Captain Marvel – The Movie
By Hervé St-Louis
March 8, 2019 - 08:20
Studios: Walt Disney Pictures, Marvel Studios, Animal Logic
Writer(s): Anna Boden, Ryan Fleck, Geneva Robertson-Dworet, Nicole Perlman, Meg LeFauve
Starring: Brie Larson, Samuel L. Jackson, Ben Mendelsohn, Jude Law, Annette Bening, Lashana Lynch, Akira Akbar
Directed by: Anna Boden, Ryan Fleck
Produced by: Kevin Feige
Running Time: 124 minutes
Release Date: March 7, 2019
Rating: PG13 (Parents Strongly Cautioned)
Distributors: Walt Disney Pictures
I was surprised by this movie. It does not follow a classic plot and it was weird not knowing exactly when I was in the first or the second act. This is not a criticism at all. I wish more movies were not as obvious. All of the familiar Marvel universe tropes and feel is in this movie set in 1995. For some reason, I wish it had been a bit earlier, but it really does not matter. One thing that I do not like about this movie is how Captain Marvel is billed as the most powerful Avenger. Based on what was shown, Thor, Doctor Strange, and Vision still feel very much in the higher echelon of power at Marvel.
This movie has been targeted by some because of a few comments deemed insulting to white men and most of the reviews it gets will reflect on the attempt to discredit and bash the film. Do remember that most movie reviewers are white men. Brie Larson did not say anything controversial though. She said that she wanted a more diverse crowd reviewing and commenting on her movie as opposed to the same old white guys. This was deemed an attack on white men. I would try to point out more of the logical fallacies of people pissed at Larson but it probably would not change much.
The movie has a girl positive message. So yes, Captain Marvel comes off as a Pollyanna. It also hints at the larger history of Marvel characters called Captain Marvel with Monica Rambeau taking a large role in this film. In the comics, Rambeau was the first woman to be called Captain Marvel. It’s funny because if the role model trope was used between men, this would not bother. Iron Man 3 had such an interaction between Tony Stark and a boy.
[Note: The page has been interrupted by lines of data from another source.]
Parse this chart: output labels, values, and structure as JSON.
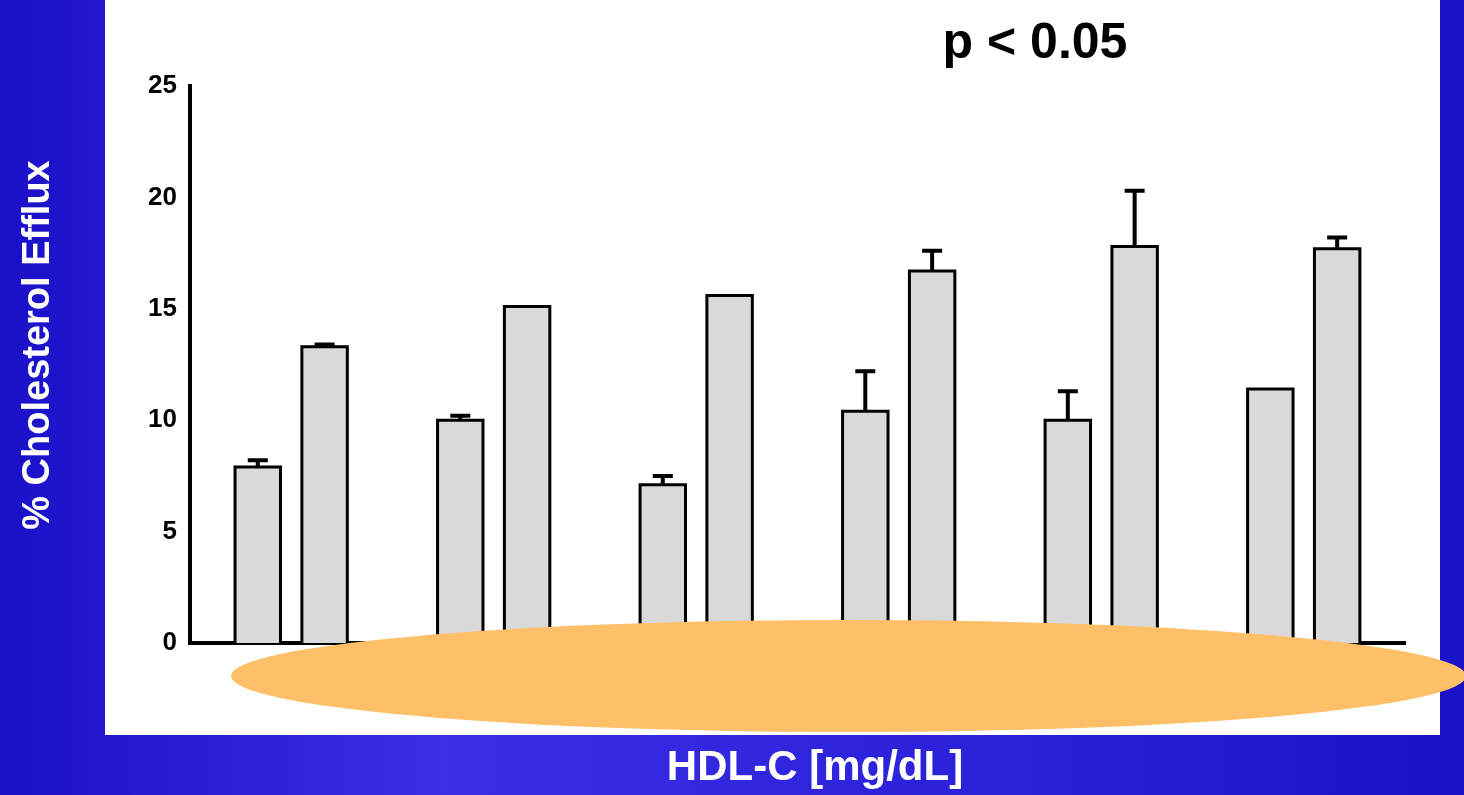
{
  "chart_data": {
    "type": "bar",
    "title": "p < 0.05",
    "xlabel": "HDL-C [mg/dL]",
    "ylabel": "% Cholesterol Efflux",
    "categories": [
      null,
      null,
      null,
      null,
      null,
      null
    ],
    "series": [
      {
        "color": "#d9d9d9",
        "values": [
          7.9,
          10.0,
          7.1,
          10.4,
          10.0,
          11.4
        ],
        "errors": [
          [
            7.9,
            8.2
          ],
          [
            10.0,
            10.2
          ],
          [
            7.1,
            7.5
          ],
          [
            10.4,
            12.2
          ],
          [
            10.0,
            11.3
          ],
          null
        ]
      },
      {
        "color": "#d9d9d9",
        "values": [
          13.3,
          15.1,
          15.6,
          16.7,
          17.8,
          17.7
        ],
        "errors": [
          [
            13.3,
            13.4
          ],
          null,
          null,
          [
            16.7,
            17.6
          ],
          [
            17.8,
            20.3
          ],
          [
            17.7,
            18.2
          ]
        ]
      }
    ],
    "ylim": [
      0,
      25
    ],
    "yticks": [
      0,
      5,
      10,
      15,
      20,
      25
    ],
    "grid": false,
    "legend": false,
    "tick_labels": "y"
  }
}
Stark has the same relationship with Spider-man. Because it is so unusual it glares and feels like social justice preaching in Captain Marvel. The intent of the writers is certainly there but before crying foul, compare the Carole Danvers/Monica Rambeau relationship with the Iron Man /Spider-man one first.
Many of hand-to-hand fight scenes were too closely shot to be well appreciated. As for the visual effects of the space-bound dog fights and Captain Marvel’s use of her powers, they looked more like a videogame and made it difficult to empathize with the characters. When one watches the classic dog fights in the classic Star Wars films, one can appreciate the choreography of spaceships fighting one another. In Captain Marvel, we get an impression that does not move the plot much.